We test which of the three methods of automated vocal analysis is most strongly associated with communication and language in three groups of preschoolers who differ on presence and type of disability.

Methods:

The dataset is based on multiple day-long recordings from 106 typically developing (TD) children, 77 children diagnosed with ASD, and 49 children diagnosed with language delay (LD) but not ASD (a total of 1486 day-long recordings). Children’s ages ranged from 20-48 months. Communication and language measures were collected via parent report at approximately the same time as the day-long recordings. The communication measure, the LENA Developmental Snapshot (LDS) developmental age, correlates highly with age and other measures of early cognitive, social, and language development (Gilkerson, et al., 2008). Ninety-five percent  of parents also completed the Child Development Inventory (CDI; Ireton & Glascoe, 1995). We used the developmental age scores from expressive language (CDI-Exp) and language comprehension (CDI-Comp) subscales as our language measures.

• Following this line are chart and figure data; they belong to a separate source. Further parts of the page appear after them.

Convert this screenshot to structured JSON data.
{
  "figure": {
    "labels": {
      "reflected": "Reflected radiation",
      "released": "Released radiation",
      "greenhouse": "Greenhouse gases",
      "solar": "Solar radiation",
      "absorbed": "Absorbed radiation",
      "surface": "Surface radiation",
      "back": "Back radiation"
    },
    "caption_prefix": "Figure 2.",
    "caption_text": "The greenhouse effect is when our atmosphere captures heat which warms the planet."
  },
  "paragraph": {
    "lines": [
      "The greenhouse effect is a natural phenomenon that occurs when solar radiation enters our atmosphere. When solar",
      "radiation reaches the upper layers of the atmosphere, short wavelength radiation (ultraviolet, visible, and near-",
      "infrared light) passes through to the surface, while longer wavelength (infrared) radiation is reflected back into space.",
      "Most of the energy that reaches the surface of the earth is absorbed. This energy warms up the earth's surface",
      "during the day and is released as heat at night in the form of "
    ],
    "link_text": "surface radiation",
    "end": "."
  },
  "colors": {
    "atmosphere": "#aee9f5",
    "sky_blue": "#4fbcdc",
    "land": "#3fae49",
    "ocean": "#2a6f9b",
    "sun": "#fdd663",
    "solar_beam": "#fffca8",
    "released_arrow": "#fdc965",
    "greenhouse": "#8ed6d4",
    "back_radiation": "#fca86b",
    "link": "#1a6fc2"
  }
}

The three models of vocal analysis are: (a) the linear combination of 12 vocal characteristics (here called parameters), mostly based on infraphonological theory (12P; Oller, et al., 2010), (b) the linear combination of 4 variables derived from the Sphynx automated speech recognition system (SASRS; Xu, et al., 2014), and (c) a single variable derived from SASRS with mathematical adjustments based on the relation of the earlier scores with age and language measures (AVA developmental age score; Richards et al., 2008).

Preliminary Results:

 

All three models are significantly associated with age and the communication/language variables. The 12P model is more strongly associated with the communication and language variables than with age. In the TD group, the 12P and the AVA models are most strongly associated with the CDI language variables, adjusted R2 values ≥ 0.74. In the LD group, 12P and AVA yield lower, but still excellent adjusted, R2 values > .5. In the ASD group, the 12P model is most strongly associated with the CDI-Exp and CDI–Comp, adjusted R2 = 0.61 and 0.54, respectively.

Conclusions:

 

Combined models using 12P and SASRS have as yet not been thoroughly evaluated, but may yield a much improved score that can be made available publicly for clinical work. The potential for improved clinically relevant automated tools of vocal analysis is clear. A new generation of vocal assessment with no human intervention seems just around the corner.